Hanzo the Razor: Sword of Justice (1972)
Alexander Smith
August 13, 2012
Note: review may contain spoilers

I'm not gonna lie, my first reaction to a film like this was “what?” But this was the 1970s, and seeing a renaissance of exploitation films like Shaft, Shintaro Katsu wanted to make his own. And this is essentially a Japanese Shaft, right down to the earworm of a score. So if you keep this in mind and don’t take any of the film’s more infamous elements seriously, it’s great to watch.

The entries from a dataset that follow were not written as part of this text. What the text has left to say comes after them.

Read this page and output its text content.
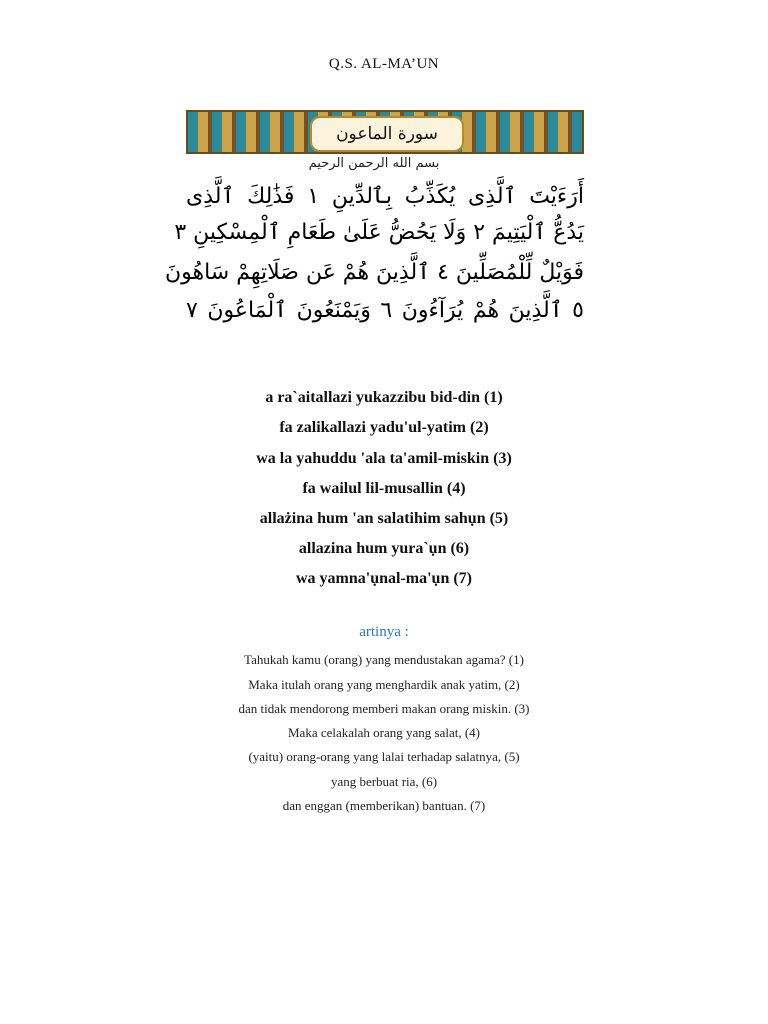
Q.S. AL-MA’UN
سورة الماعون
بسم الله الرحمن الرحيم
أَرَءَيْتَ ٱلَّذِى يُكَذِّبُ بِٱلدِّينِ ١ فَذَٰلِكَ ٱلَّذِى
يَدُعُّ ٱلْيَتِيمَ ٢ وَلَا يَحُضُّ عَلَىٰ طَعَامِ ٱلْمِسْكِينِ ٣
فَوَيْلٌ لِّلْمُصَلِّينَ ٤ ٱلَّذِينَ هُمْ عَن صَلَاتِهِمْ سَاهُونَ
٥ ٱلَّذِينَ هُمْ يُرَآءُونَ ٦ وَيَمْنَعُونَ ٱلْمَاعُونَ ٧
a ra`aitallazi yukazzibu bid-din (1)
fa zalikallazi yadu'ul-yatim (2)
wa la yahuddu 'ala ta'amil-miskin (3)
fa wailul lil-musallin (4)
allażina hum 'an salatihim sahụn (5)
allazina hum yura`ụn (6)
wa yamna'ụnal-ma'ụn (7)
artinya :
Tahukah kamu (orang) yang mendustakan agama? (1)
Maka itulah orang yang menghardik anak yatim, (2)
dan tidak mendorong memberi makan orang miskin. (3)
Maka celakalah orang yang salat, (4)
(yaitu) orang-orang yang lalai terhadap salatnya, (5)
yang berbuat ria, (6)
dan enggan (memberikan) bantuan. (7)
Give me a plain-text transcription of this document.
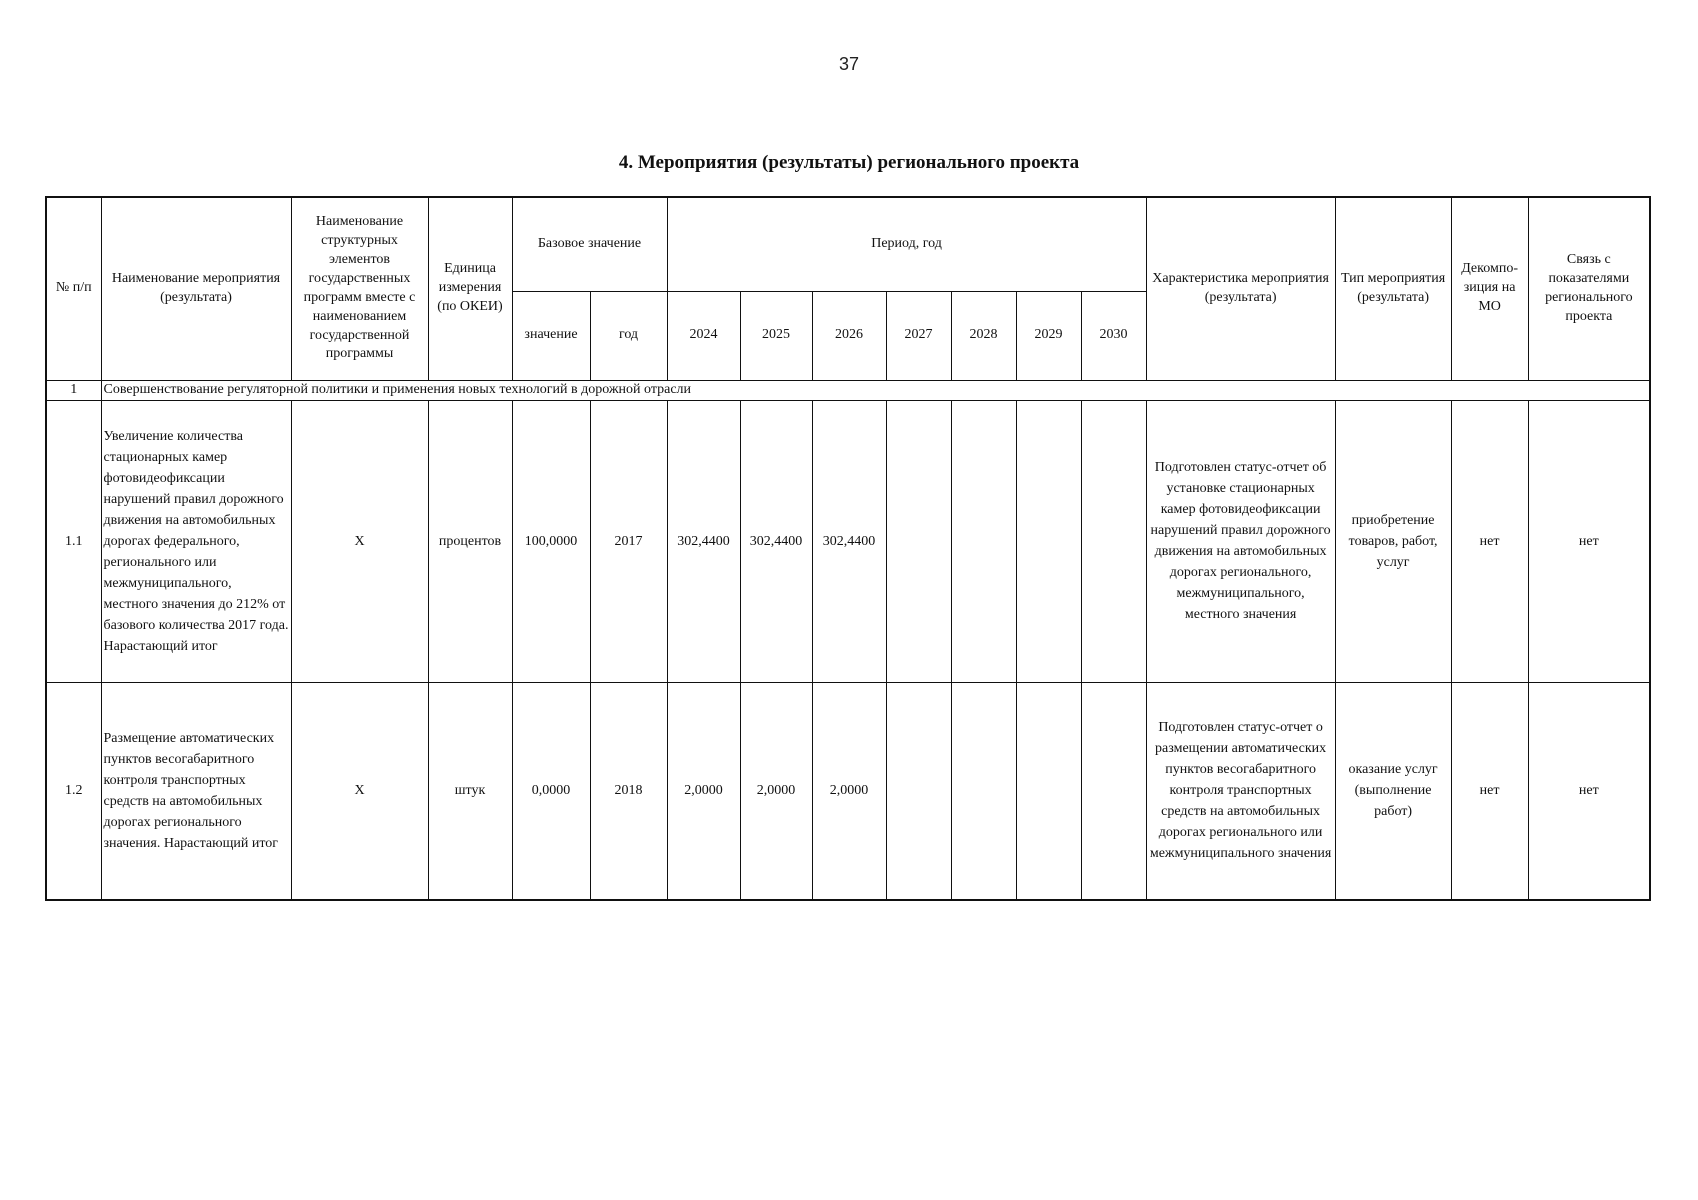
37
4. Мероприятия (результаты) регионального проекта
№ п/п	Наименование мероприятия (результата)	Наименование структурных элементов государственных программ вместе с наименованием государственной программы	Единица измерения (по ОКЕИ)	Базовое значение		Период, год							Характеристика мероприятия (результата)	Тип мероприятия (результата)	Декомпо-зиция на МО	Связь с показателями регионального проекта
				значение	год	2024	2025	2026	2027	2028	2029	2030				
1	Совершенствование регуляторной политики и применения новых технологий в дорожной отрасли															
1.1	Увеличение количества стационарных камер фотовидеофиксации нарушений правил дорожного движения на автомобильных дорогах федерального, регионального или межмуниципального, местного значения до 212% от базового количества 2017 года. Нарастающий итог	X	процентов	100,0000	2017	302,4400	302,4400	302,4400					Подготовлен статус-отчет об установке стационарных камер фотовидеофиксации нарушений правил дорожного движения на автомобильных дорогах регионального, межмуниципального, местного значения	приобретение товаров, работ, услуг	нет	нет
1.2	Размещение автоматических пунктов весогабаритного контроля транспортных средств на автомобильных дорогах регионального значения. Нарастающий итог	X	штук	0,0000	2018	2,0000	2,0000	2,0000					Подготовлен статус-отчет о размещении автоматических пунктов весогабаритного контроля транспортных средств на автомобильных дорогах регионального или межмуниципального значения	оказание услуг (выполнение работ)	нет	нет
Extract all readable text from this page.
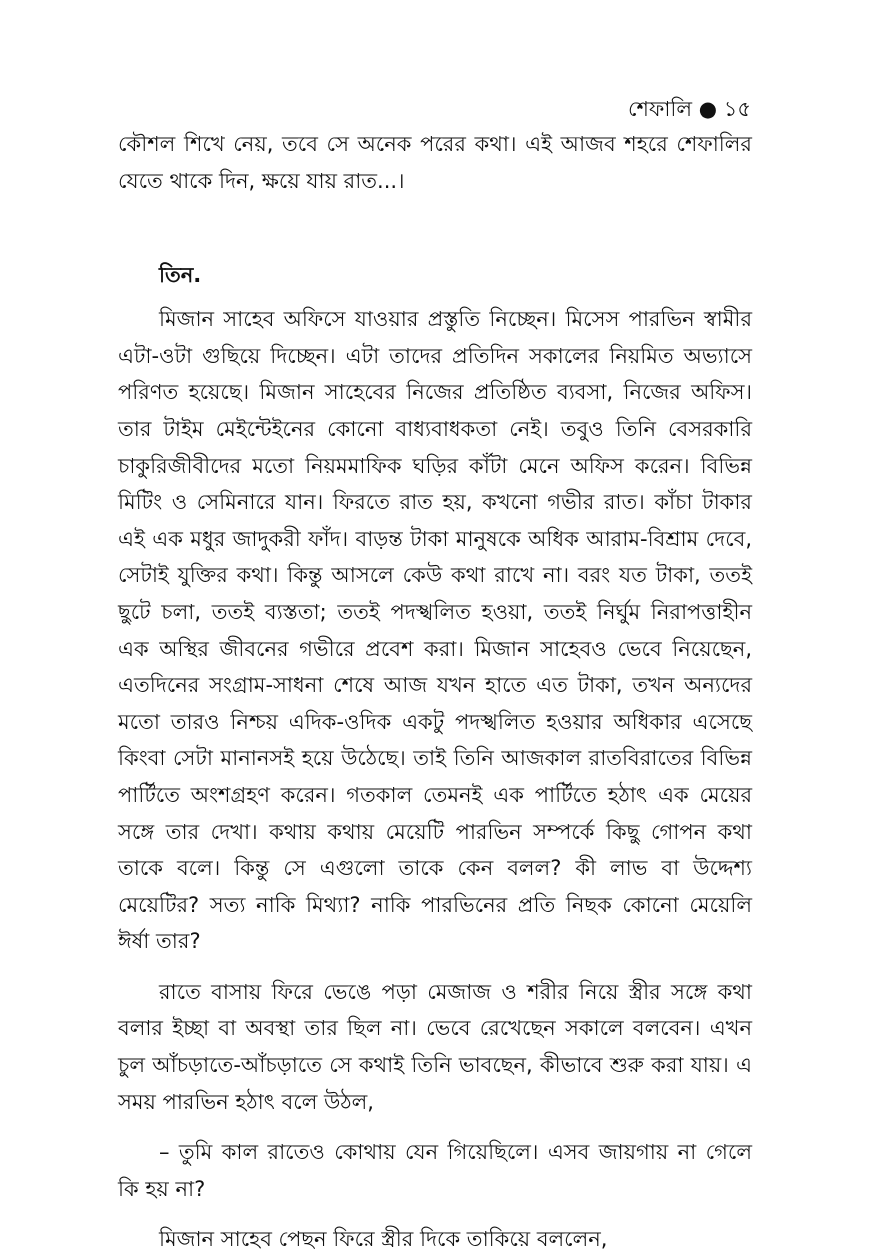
শেফালি ● ১৫

কৌশল শিখে নেয়, তবে সে অনেক পরের কথা। এই আজব শহরে শেফালির যেতে থাকে দিন, ক্ষয়ে যায় রাত...।

তিন.

মিজান সাহেব অফিসে যাওয়ার প্রস্তুতি নিচ্ছেন। মিসেস পারভিন স্বামীর এটা-ওটা গুছিয়ে দিচ্ছেন। এটা তাদের প্রতিদিন সকালের নিয়মিত অভ্যাসে পরিণত হয়েছে। মিজান সাহেবের নিজের প্রতিষ্ঠিত ব্যবসা, নিজের অফিস। তার টাইম মেইন্টেইনের কোনো বাধ্যবাধকতা নেই। তবুও তিনি বেসরকারি চাকুরিজীবীদের মতো নিয়মমাফিক ঘড়ির কাঁটা মেনে অফিস করেন। বিভিন্ন মিটিং ও সেমিনারে যান। ফিরতে রাত হয়, কখনো গভীর রাত। কাঁচা টাকার এই এক মধুর জাদুকরী ফাঁদ। বাড়ন্ত টাকা মানুষকে অধিক আরাম-বিশ্রাম দেবে, সেটাই যুক্তির কথা। কিন্তু আসলে কেউ কথা রাখে না। বরং যত টাকা, ততই ছুটে চলা, ততই ব্যস্ততা; ততই পদস্খলিত হওয়া, ততই নির্ঘুম নিরাপত্তাহীন এক অস্থির জীবনের গভীরে প্রবেশ করা। মিজান সাহেবও ভেবে নিয়েছেন, এতদিনের সংগ্রাম-সাধনা শেষে আজ যখন হাতে এত টাকা, তখন অন্যদের মতো তারও নিশ্চয় এদিক-ওদিক একটু পদস্খলিত হওয়ার অধিকার এসেছে কিংবা সেটা মানানসই হয়ে উঠেছে। তাই তিনি আজকাল রাতবিরাতের বিভিন্ন পার্টিতে অংশগ্রহণ করেন। গতকাল তেমনই এক পার্টিতে হঠাৎ এক মেয়ের সঙ্গে তার দেখা। কথায় কথায় মেয়েটি পারভিন সম্পর্কে কিছু গোপন কথা তাকে বলে। কিন্তু সে এগুলো তাকে কেন বলল? কী লাভ বা উদ্দেশ্য মেয়েটির? সত্য নাকি মিথ্যা? নাকি পারভিনের প্রতি নিছক কোনো মেয়েলি ঈর্ষা তার?

রাতে বাসায় ফিরে ভেঙে পড়া মেজাজ ও শরীর নিয়ে স্ত্রীর সঙ্গে কথা বলার ইচ্ছা বা অবস্থা তার ছিল না। ভেবে রেখেছেন সকালে বলবেন। এখন চুল আঁচড়াতে-আঁচড়াতে সে কথাই তিনি ভাবছেন, কীভাবে শুরু করা যায়। এ সময় পারভিন হঠাৎ বলে উঠল,

– তুমি কাল রাতেও কোথায় যেন গিয়েছিলে। এসব জায়গায় না গেলে কি হয় না?

মিজান সাহেব পেছন ফিরে স্ত্রীর দিকে তাকিয়ে বললেন,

Hanzo Itami is a “cop” for the Shogun Magistrate’s office in Edo Japan. He is known for questioning his authorities, especially his superior officer, Magobei Onishi, or “Snake Magobei” as Hanzo derisively calls him due to his penchant for taking bribes and affairs. The greatest thing he is known for is his large genitalia, which he uses to get women to confess to anything. Hanzo is after an escaped convict and known murderer, who has escaped from prison. Using every skill available to him, Itami Hanzo must find the killer, and bring him to justice!

A forewarning: This film is one of those things where the premise may alienate most audiences; I really have to question, is Hanzo a good guy or is he just as bad as the thieves and murderers he pursues? Rape is never an OK thing. However, as long as you don’t take any of the films torture/self-torture/rape scenes seriously, you could enjoy this.

That out of the way, the plotting follows a formula repeated in all three films, with Hanzo hearing of a corrupt government plot, encountering someone who knows of the information, strengthening his “member” with rice bales and self-flagellation, then preceding to get a woman to tell him what she knows using it. After this he usually tracks down the criminal through classic detective skills and faces them to either take them into custody or kill them. It’s very formulaic, but very fun to watch courtesy of the well done cinematography.

The acting on the part of Shintaro Katsu as Hanzo is well done, but the character never seems to display emotion beyond a scowl. You never feel Hanzo is in danger, which is another flaw. The shining stars of the acting come in veteran Godzilla vs. Hedorah (1971) actor Akira Yamauchi as Onishi, who ends up being comical due to his constant bickering with Hanzo. The two comical assistants are another highlight, bumbling and energetic, you can’t help but laugh at their antics when they feel insignificant compared to their boss Hanzo. This is a film where the secondary characters shine.

Speaking of which, the movie is filmed like a lot of exploitation flicks were at the time, unique uses of lighting, blood spurting like high-pressure water, and camera angles that are quite unorthodox. For instance, the camera angles during the infamous “interrogation” use trickery to hide Hanzo’s penis. The camera uses a fisheye view lens from “Hanzo’s penis” during sex…this sounds weird, but it works. The editing present throughout the film is also reflective of the times, with the film beginning and ending with Hanzo standing on a map of Japan. Quick jump cuts are used throughout the film. The cinematography is the movie's strongest point.

Kunihiko Murai’s score sounds exactly like something Issac Hayes would do for Shaft, and it fits the film too well. Using horns, classic “wah-wah” guitars and some string work, the score feels 70s exploitation, and it works awesomely well. The song at the end, “Goyokiba” is done by 70s glam rockers The Mops, and it’s awesome, with a constant laughing vocal that is really catchy and fun to listen to with guitar and horns peppering the fun. The score is another highlight.

Overall, this film isn’t for everyone, but if you like exploitation or weird things, this should be right up your alley. It’s essentially a cop film set in Edo Japan. The only thing “jidaigeki” is the setting and fight scenes. Everything else feels 1970s. If you’re up for this sort of thing, go see it.